This almost went over my head. Mostly because of the day, and what I was doing.
I’d say that needs an explanation…
Last Sunday, like every Sunday, was the shopping trip. I was in Walmart, looking at a few things. One of the things I like to do in stores is read books (is anyone surprised?) It’s kinda like a free sample of something in a paper cup that stores give you to encourage you to buy after you eat or drink a little of whatever it is.
So here I was, reading along in City of Ashes (I think). Inside the story, everyone’s busy figuring out who did what, and visited the boat (readers will know about where I was).
All of a sudden, a little voice behind me said,
Sounded really small, too. I wasn’t sure how small, because my back was turned.
But I said “Hi” back.
And then I laughed. And then a woman laughed. I turned around to see a blond-haired boy in the cart (where kids normally sit if they’re small). I don’t think he would have reached too far above my knee, if he would’ve been standing up.
After that, he was reaching for books, or whatever, and I went back to my own reading.
And almost lost out.
Well, I didn’t really think much of it. Some kid said hi to me in a store. What’s the big deal?
There’s a lot for writers and others to mine in here. Good stuff for business, life, and a few other things, most likely.
This boy had tremendous guts. He didn’t have to say anything to me, but he wanted to be nice. Or thought I was interesting, or what-have-ya. But I was still a stranger to him. Point being, a lot of people are afraid of a lot of things by the time they grow up. This kid didn’t have any of that. And I hope he never learns any of that fear stuff–some of which I’m still unlearning. Some fears are justified (like playing out in traffic), and some are not.
Writers can use this every day. So can others. Every job interview you go to, every copywriting or business prospect you email, call, or visit, and every editor or agent you contact, for those first few minutes, will be a stranger, too. No way around it.
But just like that little boy, don’t let that stand in your way. There’s over 7 billion people in the world (or so), and I’ve only met a small fraction of ’em. Billions of people will be still be strangers to me when I’m gone. So, might as well get used to it.
Write that story, or polish that email. Chat with that prospect, or editor. Do the best you can do. And then do your best to be better.
Sometimes people plan too much. This boy didn’t do a SWOT analysis, take a survey, or draw up an outline before he said hi to me. And I’m not knocking those things, by the way. Something I’ve come to realize over the past couple years is that there’s time for planning, and there’s time for action.
It’s better to go into things with a general plan and get going, than to have a super-specific plan, but do nothing with it.
If you like to outline, go ahead. I find that it gives me focus, with stories, especially. But in the end, it’s YOU who has to put the pixels on screen, or ink on paper (another lesson for me personally).
He was willing to move ahead quickly. After the little boy said hi, and the woman with him (I’m guessing his mom) and I laughed about it, that was it.

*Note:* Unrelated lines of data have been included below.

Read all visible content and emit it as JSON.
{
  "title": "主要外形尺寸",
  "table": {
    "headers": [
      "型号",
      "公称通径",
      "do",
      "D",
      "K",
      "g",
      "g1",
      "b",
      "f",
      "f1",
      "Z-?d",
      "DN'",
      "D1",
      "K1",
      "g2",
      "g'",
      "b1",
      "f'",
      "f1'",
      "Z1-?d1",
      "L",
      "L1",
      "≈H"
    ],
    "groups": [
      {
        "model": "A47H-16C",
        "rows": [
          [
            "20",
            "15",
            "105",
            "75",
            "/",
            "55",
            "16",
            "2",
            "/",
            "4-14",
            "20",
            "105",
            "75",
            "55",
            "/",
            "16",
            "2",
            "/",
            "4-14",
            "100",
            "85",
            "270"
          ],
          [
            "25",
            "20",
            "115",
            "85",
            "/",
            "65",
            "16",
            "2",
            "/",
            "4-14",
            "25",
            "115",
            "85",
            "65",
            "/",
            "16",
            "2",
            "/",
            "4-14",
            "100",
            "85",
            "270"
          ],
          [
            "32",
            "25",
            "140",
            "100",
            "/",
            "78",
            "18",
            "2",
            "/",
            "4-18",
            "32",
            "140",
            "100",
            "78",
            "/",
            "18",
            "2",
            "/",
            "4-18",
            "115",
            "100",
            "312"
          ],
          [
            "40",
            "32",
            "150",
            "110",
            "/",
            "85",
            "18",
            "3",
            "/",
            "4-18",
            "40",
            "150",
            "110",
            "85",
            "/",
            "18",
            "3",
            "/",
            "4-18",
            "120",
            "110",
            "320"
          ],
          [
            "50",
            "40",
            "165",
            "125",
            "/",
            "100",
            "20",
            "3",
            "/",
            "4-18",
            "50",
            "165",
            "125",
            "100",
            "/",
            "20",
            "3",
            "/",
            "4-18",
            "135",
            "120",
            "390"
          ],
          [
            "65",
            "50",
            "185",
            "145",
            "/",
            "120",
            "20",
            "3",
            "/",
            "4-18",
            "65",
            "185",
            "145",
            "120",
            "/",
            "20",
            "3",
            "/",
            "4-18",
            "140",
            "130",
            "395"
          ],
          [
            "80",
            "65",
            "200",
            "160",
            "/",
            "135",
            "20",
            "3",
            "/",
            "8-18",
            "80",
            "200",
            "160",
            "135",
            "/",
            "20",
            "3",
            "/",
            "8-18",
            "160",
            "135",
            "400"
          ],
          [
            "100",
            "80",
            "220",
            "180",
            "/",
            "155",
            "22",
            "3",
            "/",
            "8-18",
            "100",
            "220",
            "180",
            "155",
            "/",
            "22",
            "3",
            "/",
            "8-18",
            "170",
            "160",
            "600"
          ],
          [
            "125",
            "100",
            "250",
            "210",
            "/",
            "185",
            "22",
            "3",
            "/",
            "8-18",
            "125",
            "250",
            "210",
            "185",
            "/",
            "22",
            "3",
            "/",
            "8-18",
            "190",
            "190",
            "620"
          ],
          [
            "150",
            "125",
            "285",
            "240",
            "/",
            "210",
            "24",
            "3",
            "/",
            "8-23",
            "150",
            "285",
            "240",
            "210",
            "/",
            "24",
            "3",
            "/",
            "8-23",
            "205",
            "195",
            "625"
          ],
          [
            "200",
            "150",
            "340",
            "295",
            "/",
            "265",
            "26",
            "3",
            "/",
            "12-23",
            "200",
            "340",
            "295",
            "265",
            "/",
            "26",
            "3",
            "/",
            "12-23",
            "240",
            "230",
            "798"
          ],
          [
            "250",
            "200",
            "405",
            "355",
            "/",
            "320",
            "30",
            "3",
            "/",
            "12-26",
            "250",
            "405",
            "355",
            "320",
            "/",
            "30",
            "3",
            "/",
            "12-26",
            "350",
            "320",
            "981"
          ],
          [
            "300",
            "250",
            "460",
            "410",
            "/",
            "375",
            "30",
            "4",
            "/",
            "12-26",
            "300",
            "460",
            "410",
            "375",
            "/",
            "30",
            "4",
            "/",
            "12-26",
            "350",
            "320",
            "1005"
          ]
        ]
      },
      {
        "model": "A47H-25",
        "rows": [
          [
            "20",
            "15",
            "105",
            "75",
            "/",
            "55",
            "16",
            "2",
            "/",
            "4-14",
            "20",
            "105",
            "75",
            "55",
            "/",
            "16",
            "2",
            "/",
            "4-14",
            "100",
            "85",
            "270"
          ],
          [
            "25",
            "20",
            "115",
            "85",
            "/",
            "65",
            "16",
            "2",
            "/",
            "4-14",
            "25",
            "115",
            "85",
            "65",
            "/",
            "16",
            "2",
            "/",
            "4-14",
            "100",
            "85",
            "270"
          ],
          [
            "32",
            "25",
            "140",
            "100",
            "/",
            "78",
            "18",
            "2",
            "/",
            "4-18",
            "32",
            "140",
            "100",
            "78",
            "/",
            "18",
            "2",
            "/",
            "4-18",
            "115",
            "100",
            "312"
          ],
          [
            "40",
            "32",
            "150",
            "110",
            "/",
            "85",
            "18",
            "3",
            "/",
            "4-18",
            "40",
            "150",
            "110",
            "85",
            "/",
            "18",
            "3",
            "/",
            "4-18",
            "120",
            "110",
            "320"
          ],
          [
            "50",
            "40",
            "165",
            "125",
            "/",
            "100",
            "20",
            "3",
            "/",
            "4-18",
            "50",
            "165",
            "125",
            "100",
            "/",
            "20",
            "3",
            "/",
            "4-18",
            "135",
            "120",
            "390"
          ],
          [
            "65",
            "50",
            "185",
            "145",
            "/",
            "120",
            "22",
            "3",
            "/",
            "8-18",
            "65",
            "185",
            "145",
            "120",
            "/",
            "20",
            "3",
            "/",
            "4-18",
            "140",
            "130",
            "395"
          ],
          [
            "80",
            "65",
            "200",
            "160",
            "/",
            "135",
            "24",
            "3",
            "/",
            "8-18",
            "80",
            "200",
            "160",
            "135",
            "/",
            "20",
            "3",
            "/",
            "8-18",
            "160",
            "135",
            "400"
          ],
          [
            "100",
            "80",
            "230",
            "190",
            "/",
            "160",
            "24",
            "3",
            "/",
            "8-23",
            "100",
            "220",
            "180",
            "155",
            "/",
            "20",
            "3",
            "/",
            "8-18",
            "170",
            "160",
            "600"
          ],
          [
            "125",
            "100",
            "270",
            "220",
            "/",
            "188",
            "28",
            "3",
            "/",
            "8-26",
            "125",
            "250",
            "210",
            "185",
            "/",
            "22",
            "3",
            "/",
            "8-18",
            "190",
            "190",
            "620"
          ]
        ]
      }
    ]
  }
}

He was busy looking at books, and other things.
He probably forgot about me. Oh well.
But let’s look at this.
How many times have you worried about a project, assignment, or manuscript, after you sent it off, made preparations, or otherwise were done with it? Yeah, so have I.
And it’s really not good for you. People mess up. And (here’s another one for me) they can’t be perfect all the time.
No way, nada, nope, ain’t gonna happen.
People decide not to buy. Manuscripts are sometimes rejected. That’s why folks test marketing methods, do research, and above all, if you’re a writer, write.
Write, and write some more. And absolutely, there’s times when you don’t want to.
Do something simple. Work on another project. Take a break. Go outside (not in the Midwest in February, but, you know).
Planning and action are like writing and marketing. You need both. And both need time spent on them.
Like a boy saying hi in a store before looking at books.